Но вот что меня огорчает и напрягает в России – какая-то всеобщая нетерпимость к чужому мнению, которая чем дальше, тем ярче видна. Я лично получаю огромное количество писем с угрозами. Ты, наверное, тоже. Люди, которые не согласны с тобой, сразу начинают угрожать. Просто с ходу. Я сегодня с утра беру телефон, открываю соцсеть и читаю: «Ты, п…р американский», – и дальше сплошной мат. Человек не стесняется, пишет со своего аккаунта, вот его фотография, фамилия. Я, конечно, сразу таких блокирую, но подобных случаев-то полно. Вот что я имел в виду. Самое интересное, что эта нетерпимость проявляется со всех сторон, и со стороны либералов в том числе. Когда я написал в соцсетях, что мы с тобой пишем книгу, и разместил фотографию – столько было возмущенных комментариев! «Ужасно! Как можно с таким человеком сотрудничать, сидеть с ним за одним столом, руку ему пожимать, а уж тем более писать вместе книгу!» И почти каждый приезжающий в Америку российский журналист или либеральный политик спрашивает меня с изумлением: «Как? Зачем? Ты же разрушаешь свою репутацию!» Я объясняю, что на самом деле книга нужна для того, чтобы выразить свое мнение. И тебе, и мне. У нас разные, часто противоположные мнения, и мы этого не скрываем. Наоборот. Мне кажется, что подогрев такой нетерпимости к чужому мнению носит в России характер осознанной политики и не способствует созданию продуктивной и свободной, творческой, если хочешь, атмосферы в стране.

Киселёв: Хейтеры в соцсетях есть по всему миру, Россия здесь не исключение. А вот согласись, кстати, как-то это не либерально – кому-то что-то запрещать. Какое-то самоотрицание либерализма в этом есть.

Злобин: Просто ты – человек, вызывающий очень острые эмоции у многих. Я тоже вызываю у кого-то острые эмоции. Мы вызываем разные эмоции у разных людей. Главное, что нет равнодушных.

Киселёв: Ну и замечательно, я не против. Неравнодушные люди – это же здорово.

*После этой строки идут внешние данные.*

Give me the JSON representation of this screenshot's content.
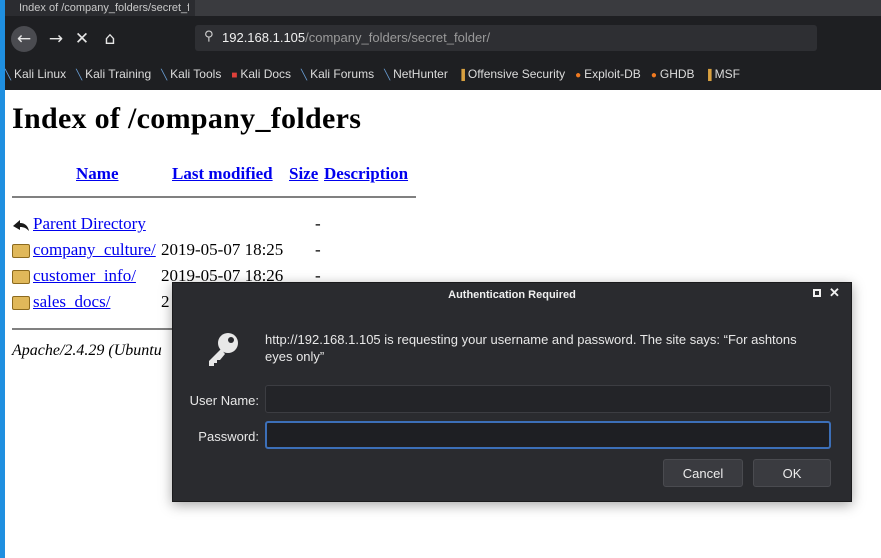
{
  "browser": {
    "tab_title": "Index of /company_folders/secret_folder",
    "url_host": "192.168.1.105",
    "url_path": "/company_folders/secret_folder/",
    "bookmarks": [
      {
        "label": "Kali Linux",
        "icon": "kali-dragon-icon"
      },
      {
        "label": "Kali Training",
        "icon": "kali-dragon-icon"
      },
      {
        "label": "Kali Tools",
        "icon": "kali-dragon-icon"
      },
      {
        "label": "Kali Docs",
        "icon": "kali-docs-icon"
      },
      {
        "label": "Kali Forums",
        "icon": "kali-dragon-icon"
      },
      {
        "label": "NetHunter",
        "icon": "kali-dragon-icon"
      },
      {
        "label": "Offensive Security",
        "icon": "offsec-icon"
      },
      {
        "label": "Exploit-DB",
        "icon": "exploit-db-icon"
      },
      {
        "label": "GHDB",
        "icon": "ghdb-icon"
      },
      {
        "label": "MSF",
        "icon": "offsec-icon"
      }
    ]
  },
  "page": {
    "heading": "Index of /company_folders",
    "columns": {
      "name": "Name",
      "modified": "Last modified",
      "size": "Size",
      "description": "Description"
    },
    "rows": [
      {
        "name": "Parent Directory",
        "modified": "",
        "size": "-",
        "icon": "back-arrow-icon"
      },
      {
        "name": "company_culture/",
        "modified": "2019-05-07 18:25",
        "size": "-",
        "icon": "folder-icon"
      },
      {
        "name": "customer_info/",
        "modified": "2019-05-07 18:26",
        "size": "-",
        "icon": "folder-icon"
      },
      {
        "name": "sales_docs/",
        "modified": "2",
        "size": "",
        "icon": "folder-icon"
      }
    ],
    "footer": "Apache/2.4.29 (Ubuntu"
  },
  "dialog": {
    "title": "Authentication Required",
    "message": "http://192.168.1.105 is requesting your username and password. The site says: “For ashtons eyes only”",
    "username_label": "User Name:",
    "username_value": "",
    "password_label": "Password:",
    "password_value": "",
    "cancel_label": "Cancel",
    "ok_label": "OK"
  },
  "colors": {
    "link": "#0000ee",
    "dialog_bg": "#2a2b2f",
    "focus_ring": "#3c6fb8",
    "toolbar_bg": "#1e1f22"
  }
}
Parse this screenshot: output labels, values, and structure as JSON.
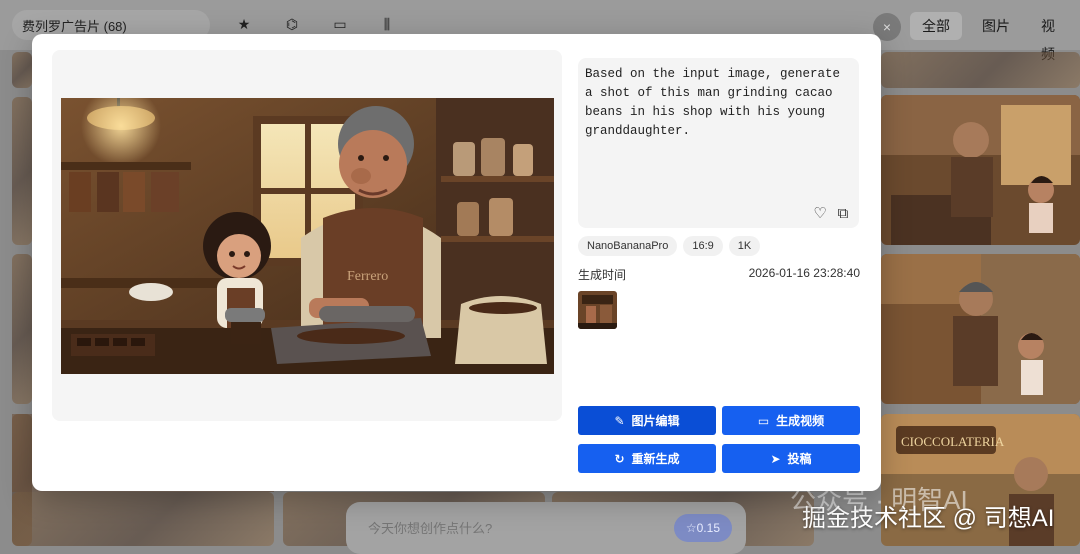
{
  "background": {
    "album_select": "费列罗广告片 (68)",
    "tool_icons": [
      "star-icon",
      "share-icon",
      "folder-move-icon",
      "sliders-icon"
    ],
    "close_icon": "×",
    "filter_tabs": [
      {
        "label": "全部",
        "active": true
      },
      {
        "label": "图片",
        "active": false
      },
      {
        "label": "视频",
        "active": false
      }
    ],
    "prompt_placeholder": "今天你想创作点什么?",
    "credit_label": "☆0.15",
    "watermark_1": "公众号 · 明智AI",
    "watermark_2": "掘金技术社区 @ 司想AI"
  },
  "modal": {
    "prompt": "Based on the input image, generate a shot of this man grinding cacao beans in his shop with his young granddaughter.",
    "tags": [
      "NanoBananaPro",
      "16:9",
      "1K"
    ],
    "generated_time_label": "生成时间",
    "generated_time_value": "2026-01-16 23:28:40",
    "image_text": "Ferrero",
    "buttons": {
      "edit_image": "图片编辑",
      "generate_video": "生成视频",
      "regenerate": "重新生成",
      "submit": "投稿"
    },
    "colors": {
      "primary_button": "#0a4ed6",
      "accent_button": "#1660f0"
    }
  }
}
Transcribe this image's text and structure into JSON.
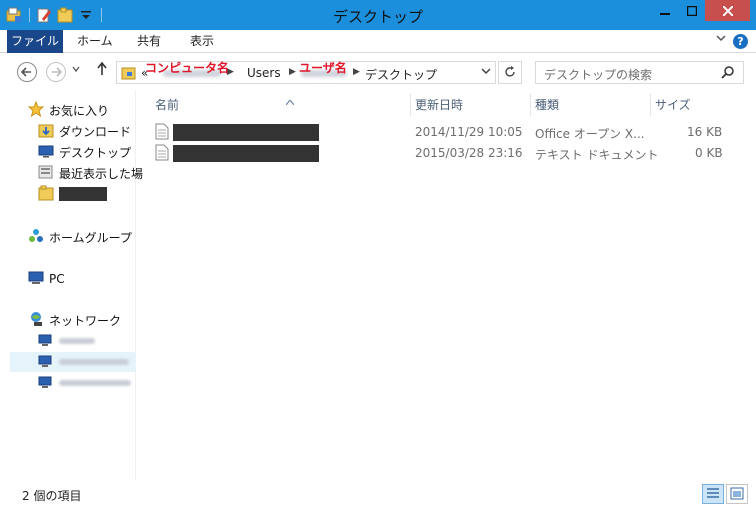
{
  "window": {
    "title": "デスクトップ"
  },
  "ribbon": {
    "tabs": [
      "ファイル",
      "ホーム",
      "共有",
      "表示"
    ]
  },
  "address": {
    "crumb_overflow": "«",
    "crumbs": [
      "Users",
      "デスクトップ"
    ],
    "annotations": {
      "computer_name": "コンピュータ名",
      "user_name": "ユーザ名"
    }
  },
  "search": {
    "placeholder": "デスクトップの検索"
  },
  "nav": {
    "favorites": "お気に入り",
    "downloads": "ダウンロード",
    "desktop": "デスクトップ",
    "recent": "最近表示した場",
    "homegroup": "ホームグループ",
    "pc": "PC",
    "network": "ネットワーク"
  },
  "columns": {
    "name": "名前",
    "modified": "更新日時",
    "type": "種類",
    "size": "サイズ"
  },
  "files": [
    {
      "modified": "2014/11/29 10:05",
      "type": "Office オープン X...",
      "size": "16 KB"
    },
    {
      "modified": "2015/03/28 23:16",
      "type": "テキスト ドキュメント",
      "size": "0 KB"
    }
  ],
  "status": {
    "item_count": "2 個の項目"
  },
  "colors": {
    "titlebar": "#1b8fdc",
    "file_tab": "#19478a",
    "close_button": "#c7504e",
    "annotation": "#e0162b"
  }
}
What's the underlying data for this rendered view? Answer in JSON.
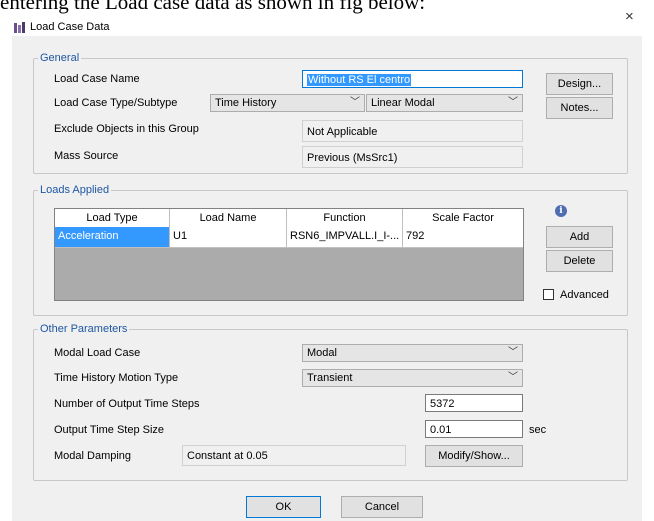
{
  "doc_text": "entering the Load case data as shown in fig below:",
  "dialog": {
    "title": "Load Case Data",
    "close_glyph": "×"
  },
  "general": {
    "legend": "General",
    "load_case_name_label": "Load Case Name",
    "load_case_name_value": "Without RS El centro",
    "type_label": "Load Case Type/Subtype",
    "type_value": "Time History",
    "subtype_value": "Linear Modal",
    "exclude_label": "Exclude Objects in this Group",
    "exclude_value": "Not Applicable",
    "mass_source_label": "Mass Source",
    "mass_source_value": "Previous  (MsSrc1)",
    "design_button": "Design...",
    "notes_button": "Notes..."
  },
  "loads_applied": {
    "legend": "Loads Applied",
    "columns": [
      "Load Type",
      "Load Name",
      "Function",
      "Scale Factor"
    ],
    "rows": [
      [
        "Acceleration",
        "U1",
        "RSN6_IMPVALL.I_I-...",
        "792"
      ]
    ],
    "add_button": "Add",
    "delete_button": "Delete",
    "advanced_label": "Advanced",
    "advanced_checked": false,
    "info_glyph": "i"
  },
  "other_parameters": {
    "legend": "Other Parameters",
    "modal_load_case_label": "Modal Load Case",
    "modal_load_case_value": "Modal",
    "motion_type_label": "Time History Motion Type",
    "motion_type_value": "Transient",
    "output_steps_label": "Number of Output Time Steps",
    "output_steps_value": "5372",
    "step_size_label": "Output Time Step Size",
    "step_size_value": "0.01",
    "step_size_unit": "sec",
    "damping_label": "Modal Damping",
    "damping_value": "Constant at 0.05",
    "modify_button": "Modify/Show..."
  },
  "footer": {
    "ok_button": "OK",
    "cancel_button": "Cancel"
  },
  "icons": {
    "dropdown_arrow": "﹀",
    "app_icon_color": "#6b4f8a"
  }
}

Злобин: Это хорошо, да. Ну что ж, продолжим говорить о твоей внутренней эволюции как журналиста. Моя предыдущая жена, американка, была журналисткой в «Нью-Йорк Таймс». Сейчас она преподает журналистику в одной из самых престижных университетских школ журналистики в мире. Мы с ней вели бесконечные споры о том, что такое журналист, что он может и чего не может. С ней, кстати, у меня тоже были определенные разногласия и большая разница во взглядах на те или иные вещи в политике и журналистике.